— Нет, милая, нет… Раньше одиннадцати или двенадцати ночи невозможно… Будь благоразумна…
— Только на одну минуточку!
— Неужели ты не понимаешь?..
— Нет, я прекрасно понимаю, — прервала она поспешно грустным тоном. — ничего не поделаешь… Какая досада!.. — Опять молчание и затем легкое покашливание. — Ну так знаешь что? Я буду ждать, — продолжала она с невольным вздохом, в котором Антуан почувствовал всю горечь согласия.
— До вечера, милая!
— Да… послушай!
— Ну что?
— Нет, ничего…
— До скорого свидания!
— До скорого свидания, Тони!
Антуан прислушивался еще в течение нескольких секунд.

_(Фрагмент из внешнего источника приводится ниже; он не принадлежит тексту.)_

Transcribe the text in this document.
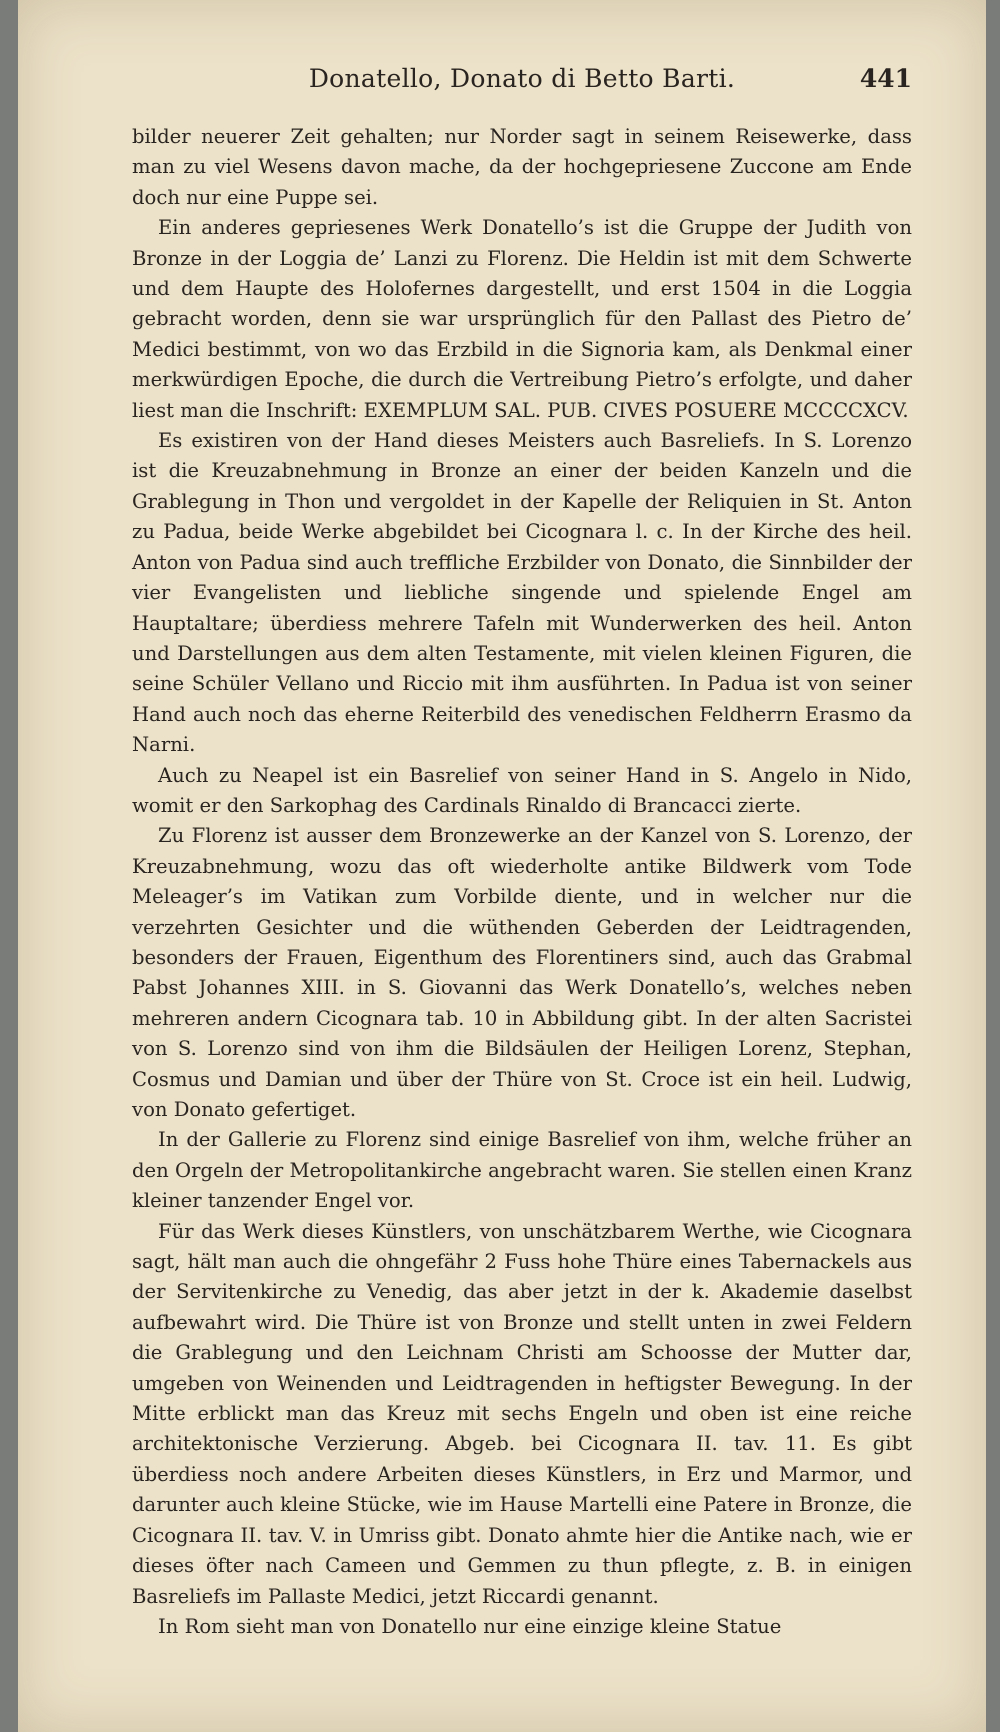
Donatello, Donato di Betto Barti.	441

bilder neuerer Zeit gehalten; nur Norder sagt in seinem Reisewerke, dass man zu viel Wesens davon mache, da der hochgepriesene Zuccone am Ende doch nur eine Puppe sei.

Ein anderes gepriesenes Werk Donatello’s ist die Gruppe der Judith von Bronze in der Loggia de’ Lanzi zu Florenz. Die Heldin ist mit dem Schwerte und dem Haupte des Holofernes dargestellt, und erst 1504 in die Loggia gebracht worden, denn sie war ursprünglich für den Pallast des Pietro de’ Medici bestimmt, von wo das Erzbild in die Signoria kam, als Denkmal einer merkwürdigen Epoche, die durch die Vertreibung Pietro’s erfolgte, und daher liest man die Inschrift: EXEMPLUM SAL. PUB. CIVES POSUERE MCCCCXCV.

Es existiren von der Hand dieses Meisters auch Basreliefs. In S. Lorenzo ist die Kreuzabnehmung in Bronze an einer der beiden Kanzeln und die Grablegung in Thon und vergoldet in der Kapelle der Reliquien in St. Anton zu Padua, beide Werke abgebildet bei Cicognara l. c. In der Kirche des heil. Anton von Padua sind auch treffliche Erzbilder von Donato, die Sinnbilder der vier Evangelisten und liebliche singende und spielende Engel am Hauptaltare; überdiess mehrere Tafeln mit Wunderwerken des heil. Anton und Darstellungen aus dem alten Testamente, mit vielen kleinen Figuren, die seine Schüler Vellano und Riccio mit ihm ausführten. In Padua ist von seiner Hand auch noch das eherne Reiterbild des venedischen Feldherrn Erasmo da Narni.

Auch zu Neapel ist ein Basrelief von seiner Hand in S. Angelo in Nido, womit er den Sarkophag des Cardinals Rinaldo di Brancacci zierte.

Zu Florenz ist ausser dem Bronzewerke an der Kanzel von S. Lorenzo, der Kreuzabnehmung, wozu das oft wiederholte antike Bildwerk vom Tode Meleager’s im Vatikan zum Vorbilde diente, und in welcher nur die verzehrten Gesichter und die wüthenden Geberden der Leidtragenden, besonders der Frauen, Eigenthum des Florentiners sind, auch das Grabmal Pabst Johannes XIII. in S. Giovanni das Werk Donatello’s, welches neben mehreren andern Cicognara tab. 10 in Abbildung gibt. In der alten Sacristei von S. Lorenzo sind von ihm die Bildsäulen der Heiligen Lorenz, Stephan, Cosmus und Damian und über der Thüre von St. Croce ist ein heil. Ludwig, von Donato gefertiget.

In der Gallerie zu Florenz sind einige Basrelief von ihm, welche früher an den Orgeln der Metropolitankirche angebracht waren. Sie stellen einen Kranz kleiner tanzender Engel vor.

Für das Werk dieses Künstlers, von unschätzbarem Werthe, wie Cicognara sagt, hält man auch die ohngefähr 2 Fuss hohe Thüre eines Tabernackels aus der Servitenkirche zu Venedig, das aber jetzt in der k. Akademie daselbst aufbewahrt wird. Die Thüre ist von Bronze und stellt unten in zwei Feldern die Grablegung und den Leichnam Christi am Schoosse der Mutter dar, umgeben von Weinenden und Leidtragenden in heftigster Bewegung. In der Mitte erblickt man das Kreuz mit sechs Engeln und oben ist eine reiche architektonische Verzierung. Abgeb. bei Cicognara II. tav. 11. Es gibt überdiess noch andere Arbeiten dieses Künstlers, in Erz und Marmor, und darunter auch kleine Stücke, wie im Hause Martelli eine Patere in Bronze, die Cicognara II. tav. V. in Umriss gibt. Donato ahmte hier die Antike nach, wie er dieses öfter nach Cameen und Gemmen zu thun pflegte, z. B. in einigen Basreliefs im Pallaste Medici, jetzt Riccardi genannt.

In Rom sieht man von Donatello nur eine einzige kleine Statue
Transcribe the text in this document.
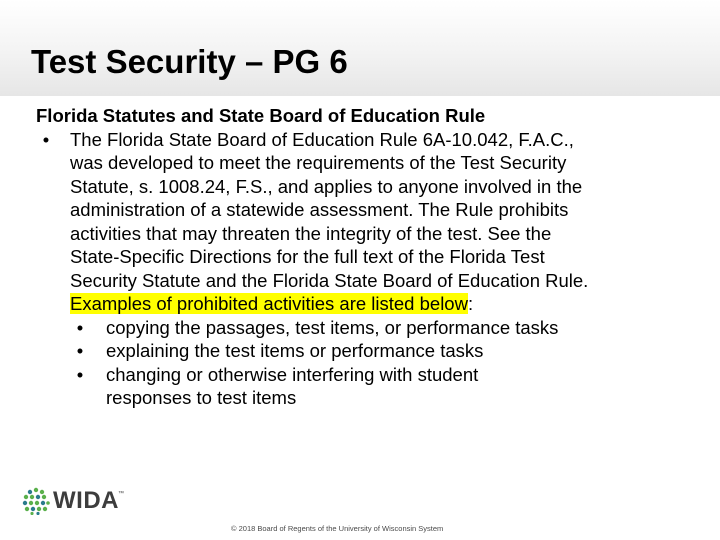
Test Security – PG 6
Florida Statutes and State Board of Education Rule
•	The Florida State Board of Education Rule 6A-10.042, F.A.C.,
was developed to meet the requirements of the Test Security
Statute, s. 1008.24, F.S., and applies to anyone involved in the
administration of a statewide assessment. The Rule prohibits
activities that may threaten the integrity of the test. See the
State-Specific Directions for the full text of the Florida Test
Security Statute and the Florida State Board of Education Rule.
Examples of prohibited activities are listed below:
•	copying the passages, test items, or performance tasks
•	explaining the test items or performance tasks
•	changing or otherwise interfering with student
responses to test items
WIDA ™
© 2018 Board of Regents of the University of Wisconsin System
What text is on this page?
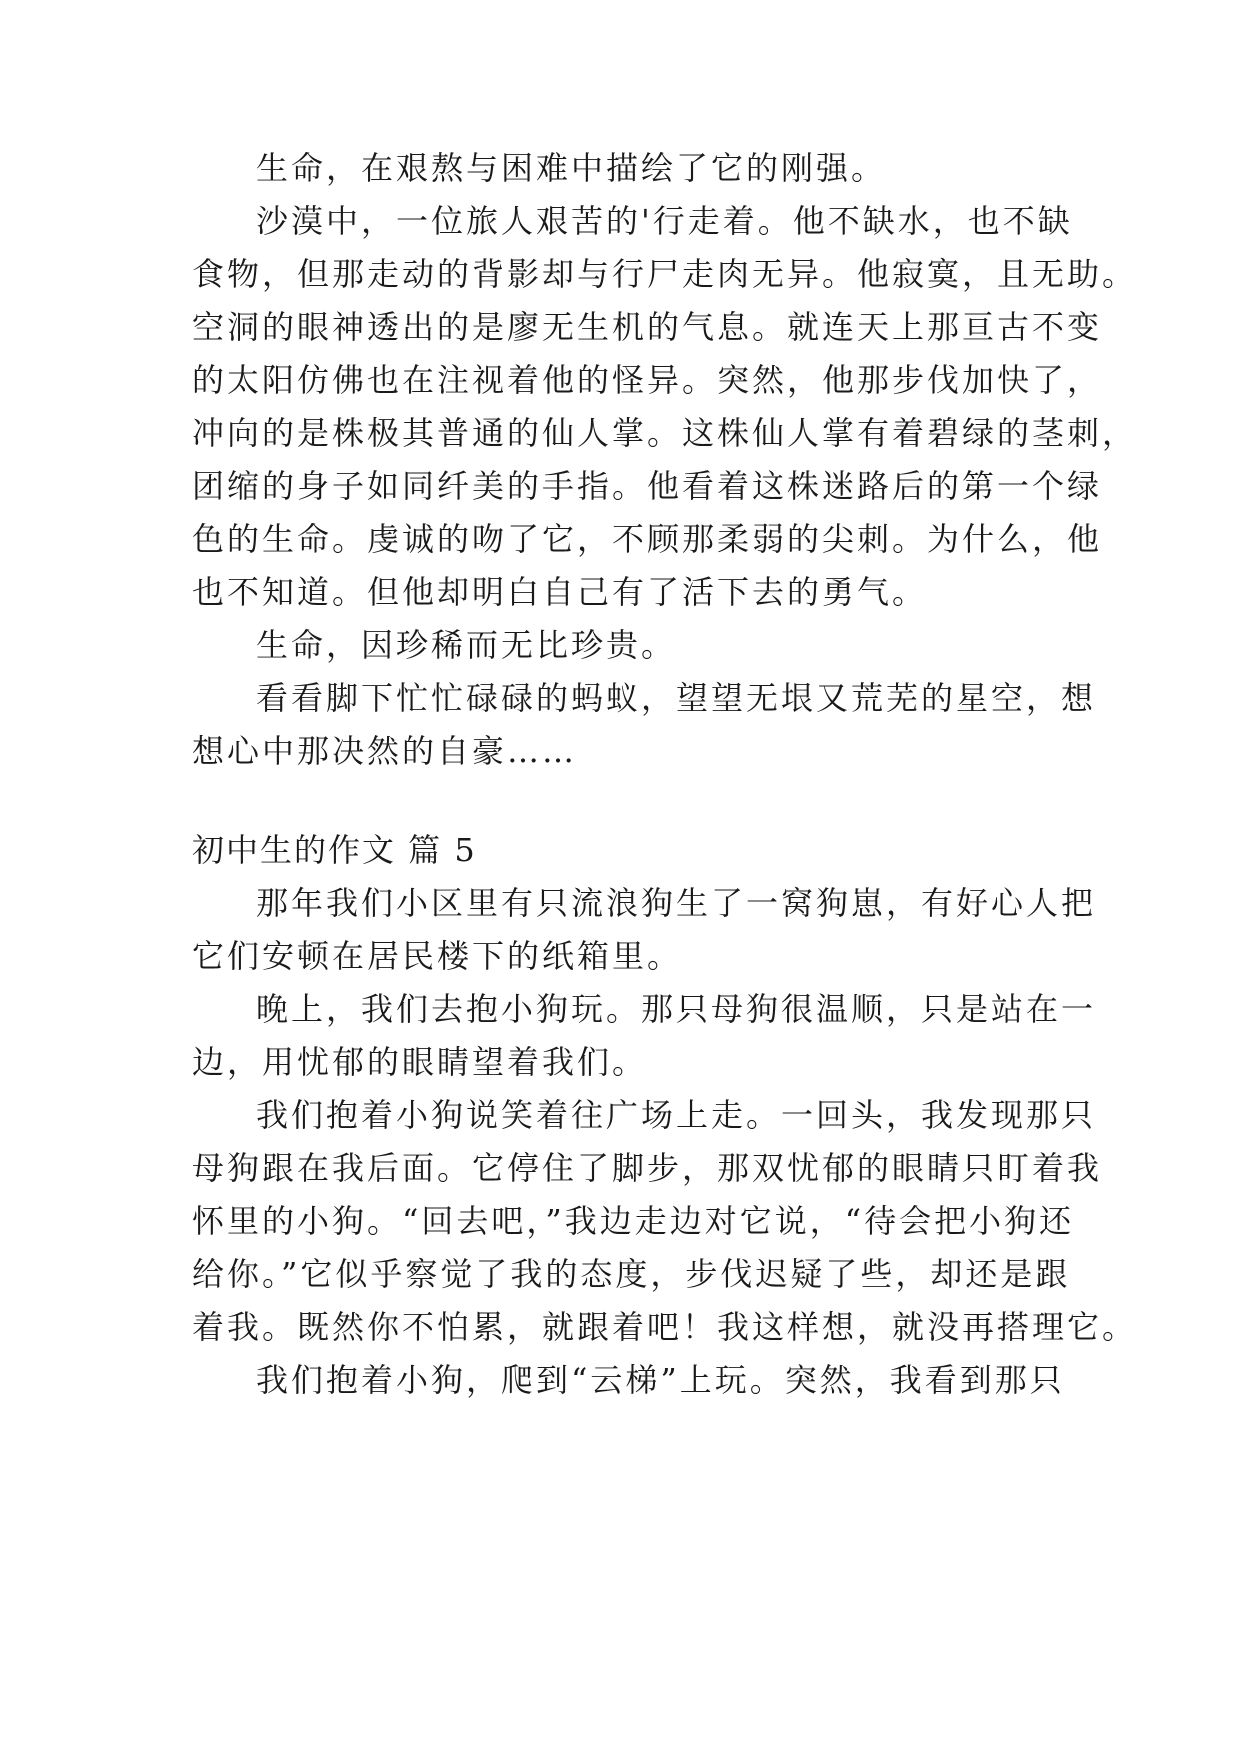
生命，在艰熬与困难中描绘了它的刚强。
沙漠中，一位旅人艰苦的'行走着。他不缺水，也不缺
食物，但那走动的背影却与行尸走肉无异。他寂寞，且无助。
空洞的眼神透出的是廖无生机的气息。就连天上那亘古不变
的太阳仿佛也在注视着他的怪异。突然，他那步伐加快了，
冲向的是株极其普通的仙人掌。这株仙人掌有着碧绿的茎刺，
团缩的身子如同纤美的手指。他看着这株迷路后的第一个绿
色的生命。虔诚的吻了它，不顾那柔弱的尖刺。为什么，他
也不知道。但他却明白自己有了活下去的勇气。
生命，因珍稀而无比珍贵。
看看脚下忙忙碌碌的蚂蚁，望望无垠又荒芜的星空，想
想心中那决然的自豪……
初中生的作文 篇 5
那年我们小区里有只流浪狗生了一窝狗崽，有好心人把
它们安顿在居民楼下的纸箱里。
晚上，我们去抱小狗玩。那只母狗很温顺，只是站在一
边，用忧郁的眼睛望着我们。
我们抱着小狗说笑着往广场上走。一回头，我发现那只
母狗跟在我后面。它停住了脚步，那双忧郁的眼睛只盯着我
怀里的小狗。“回去吧，”我边走边对它说，“待会把小狗还
给你。”它似乎察觉了我的态度，步伐迟疑了些，却还是跟
着我。既然你不怕累，就跟着吧！我这样想，就没再搭理它。
我们抱着小狗，爬到“云梯”上玩。突然，我看到那只
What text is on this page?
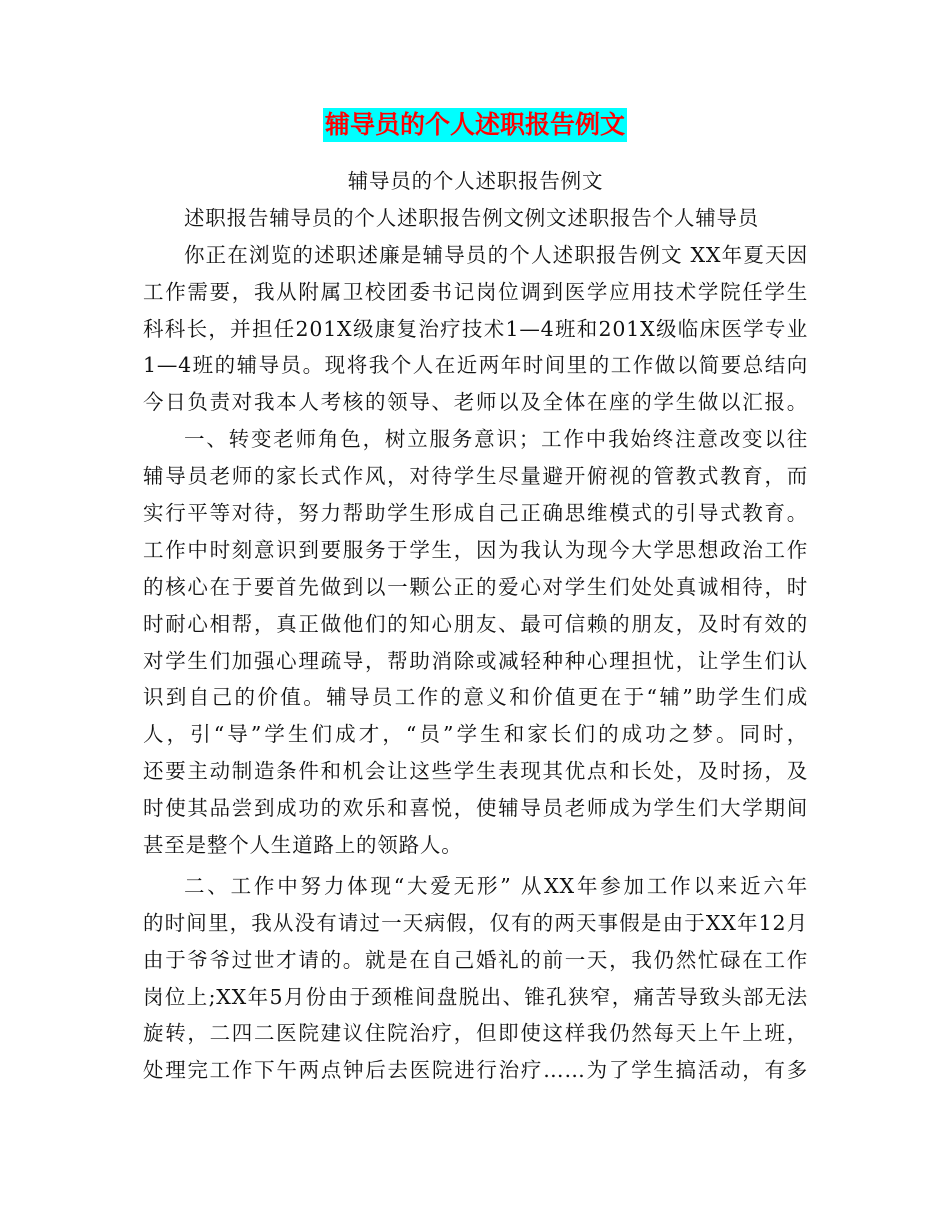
辅导员的个人述职报告例文
辅导员的个人述职报告例文
述职报告辅导员的个人述职报告例文例文述职报告个人辅导员
你正在浏览的述职述廉是辅导员的个人述职报告例文 XX年夏天因
工作需要，我从附属卫校团委书记岗位调到医学应用技术学院任学生
科科长，并担任201X级康复治疗技术1—4班和201X级临床医学专业
1—4班的辅导员。现将我个人在近两年时间里的工作做以简要总结向
今日负责对我本人考核的领导、老师以及全体在座的学生做以汇报。
一、转变老师角色，树立服务意识；工作中我始终注意改变以往
辅导员老师的家长式作风，对待学生尽量避开俯视的管教式教育，而
实行平等对待，努力帮助学生形成自己正确思维模式的引导式教育。
工作中时刻意识到要服务于学生，因为我认为现今大学思想政治工作
的核心在于要首先做到以一颗公正的爱心对学生们处处真诚相待，时
时耐心相帮，真正做他们的知心朋友、最可信赖的朋友，及时有效的
对学生们加强心理疏导，帮助消除或减轻种种心理担忧，让学生们认
识到自己的价值。辅导员工作的意义和价值更在于“辅”助学生们成
人，引“导”学生们成才，“员”学生和家长们的成功之梦。同时，
还要主动制造条件和机会让这些学生表现其优点和长处，及时扬，及
时使其品尝到成功的欢乐和喜悦，使辅导员老师成为学生们大学期间
甚至是整个人生道路上的领路人。
二、工作中努力体现“大爱无形” 从XX年参加工作以来近六年
的时间里，我从没有请过一天病假，仅有的两天事假是由于XX年12月
由于爷爷过世才请的。就是在自己婚礼的前一天，我仍然忙碌在工作
岗位上;XX年5月份由于颈椎间盘脱出、锥孔狭窄，痛苦导致头部无法
旋转，二四二医院建议住院治疗，但即使这样我仍然每天上午上班，
处理完工作下午两点钟后去医院进行治疗……为了学生搞活动，有多
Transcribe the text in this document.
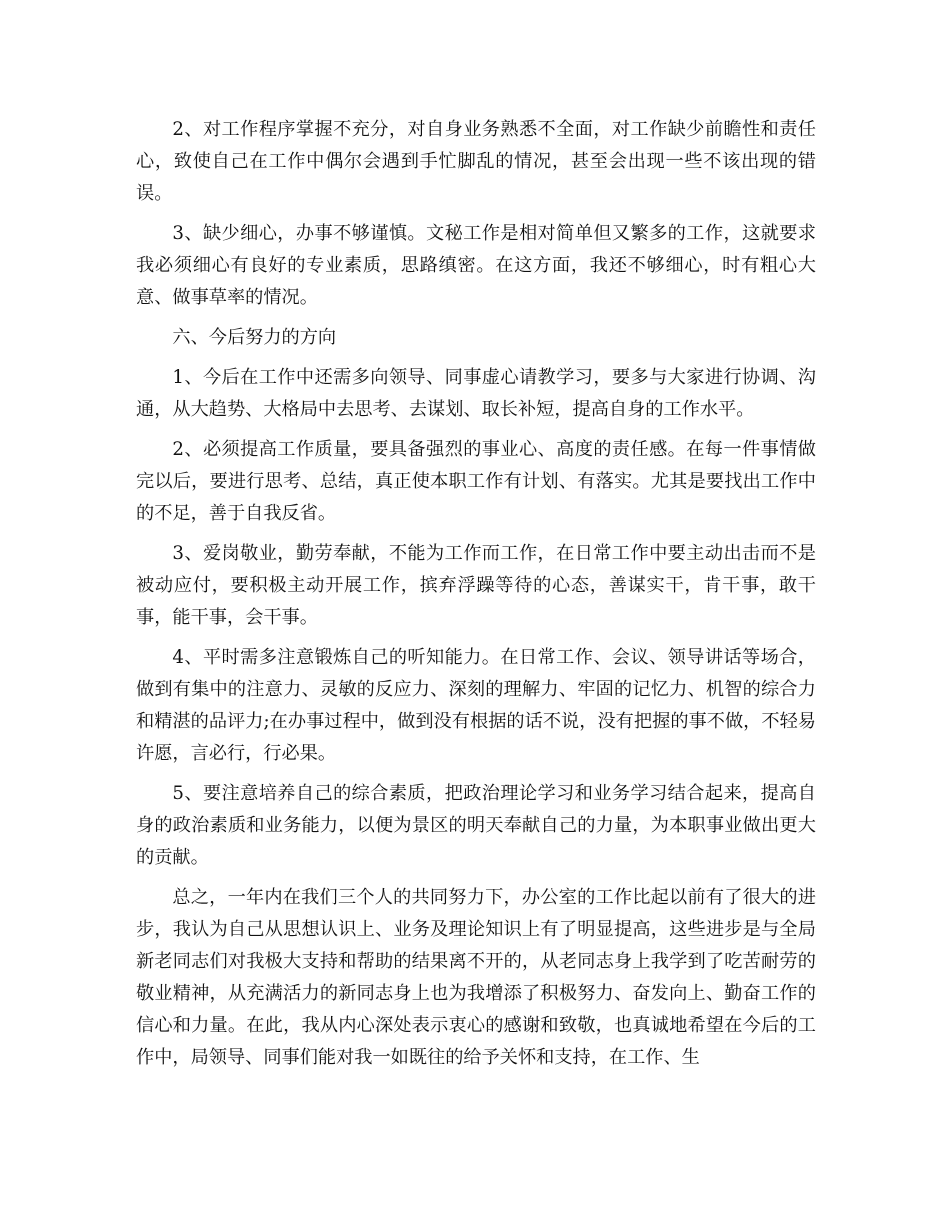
2、对工作程序掌握不充分，对自身业务熟悉不全面，对工作缺少前瞻性和责任心，致使自己在工作中偶尔会遇到手忙脚乱的情况，甚至会出现一些不该出现的错误。

3、缺少细心，办事不够谨慎。文秘工作是相对简单但又繁多的工作，这就要求我必须细心有良好的专业素质，思路缜密。在这方面，我还不够细心，时有粗心大意、做事草率的情况。

六、今后努力的方向

1、今后在工作中还需多向领导、同事虚心请教学习，要多与大家进行协调、沟通，从大趋势、大格局中去思考、去谋划、取长补短，提高自身的工作水平。

2、必须提高工作质量，要具备强烈的事业心、高度的责任感。在每一件事情做完以后，要进行思考、总结，真正使本职工作有计划、有落实。尤其是要找出工作中的不足，善于自我反省。

3、爱岗敬业，勤劳奉献，不能为工作而工作，在日常工作中要主动出击而不是被动应付，要积极主动开展工作，摈弃浮躁等待的心态，善谋实干，肯干事，敢干事，能干事，会干事。

4、平时需多注意锻炼自己的听知能力。在日常工作、会议、领导讲话等场合，做到有集中的注意力、灵敏的反应力、深刻的理解力、牢固的记忆力、机智的综合力和精湛的品评力;在办事过程中，做到没有根据的话不说，没有把握的事不做，不轻易许愿，言必行，行必果。

5、要注意培养自己的综合素质，把政治理论学习和业务学习结合起来，提高自身的政治素质和业务能力，以便为景区的明天奉献自己的力量，为本职事业做出更大的贡献。

总之，一年内在我们三个人的共同努力下，办公室的工作比起以前有了很大的进步，我认为自己从思想认识上、业务及理论知识上有了明显提高，这些进步是与全局新老同志们对我极大支持和帮助的结果离不开的，从老同志身上我学到了吃苦耐劳的敬业精神，从充满活力的新同志身上也为我增添了积极努力、奋发向上、勤奋工作的信心和力量。在此，我从内心深处表示衷心的感谢和致敬，也真诚地希望在今后的工作中，局领导、同事们能对我一如既往的给予关怀和支持，在工作、生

По ту сторону телефона Анна тоже напрягала слух, не решаясь повесить трубку. Тогда, быстро оглянувшись вокруг, Антуан прижал губы к аппарату, подражая звуку поцелуя. Затем, улыбаясь, повесил трубку.
XV
Когда Антуан вернулся в комнату, Жак, не покидавший своего кресла, с удивлением заметил в лице брата новое выражение — следы переживаний, сокровенный, любовный характер которых он смутно угадывал. Антуан положительно преобразился.
— Прости, пожалуйста… С этим телефоном нет ни минуты покоя…
Антуан подошел к низенькому столику, на котором оставил свой стакан, отпил из него несколько глотков, затем снова растянулся на диване.
— О чем это мы говорили? А, да! Ты говоришь: война…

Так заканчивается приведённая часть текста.